Werden Bilder beurteilt oder bewertet

Es ist ein wichtiges Merkmal des Ausdrucksmalens, im Malatelier einen möglichst wertfreien und akzeptierenden Rahmen und Freiraum zu schaffen, da die Angst vor Bewertung und Versagen den freien spontanen Ausdruck hemmt. Die im Malatelier gemalten Bilder bleiben in der Regel bis zum Klinikaustritt dort und werden nur im Einverständnis und im Beisein der Patienten von Dritten (Ärzten, Bezugspersonen etc.) betrachtet und allenfalls besprochen.

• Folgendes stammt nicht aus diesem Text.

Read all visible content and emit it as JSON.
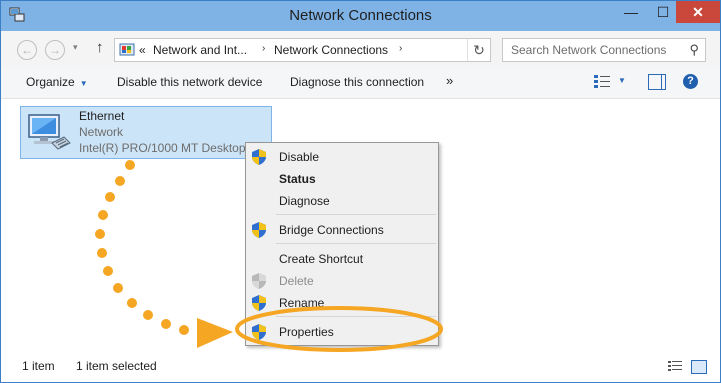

In der Rolle als 'Malbegleiterin' biete ich den Patienten das Gespräch an, gehe auf den Malprozess, die Befindlichkeit, auf gemachte Beobachtungen ein, überlasse es jedoch den Patienten selber zu entscheiden, wie viel sie von sich und der tieferen Bedeutung ihrer Bilder Preis geben wollen.

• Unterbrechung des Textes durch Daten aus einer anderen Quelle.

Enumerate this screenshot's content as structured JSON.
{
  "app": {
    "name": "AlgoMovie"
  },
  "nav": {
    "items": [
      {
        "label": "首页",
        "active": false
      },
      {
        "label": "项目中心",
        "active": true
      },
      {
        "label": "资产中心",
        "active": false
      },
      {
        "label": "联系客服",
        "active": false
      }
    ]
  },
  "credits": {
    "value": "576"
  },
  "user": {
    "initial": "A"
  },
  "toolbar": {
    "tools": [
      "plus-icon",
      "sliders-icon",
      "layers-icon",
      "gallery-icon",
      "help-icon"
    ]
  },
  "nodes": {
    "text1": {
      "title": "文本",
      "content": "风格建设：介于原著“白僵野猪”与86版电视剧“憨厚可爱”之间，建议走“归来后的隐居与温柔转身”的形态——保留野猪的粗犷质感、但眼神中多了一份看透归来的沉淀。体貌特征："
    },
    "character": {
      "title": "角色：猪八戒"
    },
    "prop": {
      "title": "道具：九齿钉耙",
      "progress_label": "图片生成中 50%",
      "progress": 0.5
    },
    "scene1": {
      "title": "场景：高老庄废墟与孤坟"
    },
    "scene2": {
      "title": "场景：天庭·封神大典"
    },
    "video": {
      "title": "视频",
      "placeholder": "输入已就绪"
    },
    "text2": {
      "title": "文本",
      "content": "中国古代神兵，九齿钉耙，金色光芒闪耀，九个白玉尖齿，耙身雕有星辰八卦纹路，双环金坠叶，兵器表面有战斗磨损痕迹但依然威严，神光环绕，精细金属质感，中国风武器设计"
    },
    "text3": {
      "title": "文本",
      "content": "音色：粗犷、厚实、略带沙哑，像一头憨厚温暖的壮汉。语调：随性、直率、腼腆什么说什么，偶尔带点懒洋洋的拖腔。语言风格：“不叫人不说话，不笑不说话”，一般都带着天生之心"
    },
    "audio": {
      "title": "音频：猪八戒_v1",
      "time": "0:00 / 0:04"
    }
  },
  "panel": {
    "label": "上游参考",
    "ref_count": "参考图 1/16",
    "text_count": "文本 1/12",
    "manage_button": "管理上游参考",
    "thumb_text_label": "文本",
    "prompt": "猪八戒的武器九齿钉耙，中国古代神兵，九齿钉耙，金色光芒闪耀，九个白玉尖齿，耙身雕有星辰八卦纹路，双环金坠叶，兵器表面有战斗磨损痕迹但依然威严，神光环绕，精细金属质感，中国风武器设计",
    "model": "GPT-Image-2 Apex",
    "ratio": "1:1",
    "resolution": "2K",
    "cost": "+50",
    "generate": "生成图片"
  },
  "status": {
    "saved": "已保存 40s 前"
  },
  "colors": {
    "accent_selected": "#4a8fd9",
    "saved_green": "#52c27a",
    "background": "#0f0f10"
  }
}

Durch das Malen innerer Bilder treten sehr persönliche Themen von Innen nach Aussen, werden 'materialisiert' und für den Malenden selber aber auch für andere Menschen sichtbar. Mit der Darstellung innerer Bildern werden nicht bewusste Themen plötzlich sichtbar, was den Malenden verletzlich macht. Daher ist es oberstes Gebot, den Bildern und somit den Malenden behutsam und mit Respekt zu begegnen, uns vor Interpretationen oder Wertungen zu hüten. Die Besonderheit, dass die Bilder bis zum Ende der Maltherapie im Atelier bleiben, hat eine Schutzfunktion für den Malenden. So wird eine oft notwendige Distanz zu Bildern erhalten, die schwierige oder schmerzliche Themen darstellen. Andererseits sind die Bilder sicher aufgehoben, bis der Malende (meist gegen Ende des Klingaufenthaltes) bereit ist, die Bilder als eigene Werke anzunehmen. Vor Austritt sehen sich der Malende und die Therapeutin die Bilder nochmals an, dazu werden sie in chronologischer Folge ausgelegt, gemeinsam betrachtet und zusammenfassend besprochen und gewürdigt.


Ausdrucksmalen nach dem Klinikaufenthalt

Wenn einem Menschen das Medium Malen zusagt, ist es sehr sinnvoll, das Ausdrucksmalen weiter zu pflegen. Der besondere Wert des Ausdrucksmalens zeigt sich sehr deutlich nach einer längeren Periode regelmässigen Malens. Das Malen wird dann, wie bereits erwähnt, zu einem Spiegel, zu einer Begegnung mit sich selber, zu einer Möglichkeit der Auseinandersetzung, zu einem Ort der Konzentration auf die eigenen aktuellen Themen, die sich im Malen bereits ankündigen und sich 'materialisieren', bevor sie kognitiv bewusst sind.

Aus PUNKTUELL, Hauszeitung der Psychiatrischen Universitätsklinik Zürich, Nr. 123, März 2002.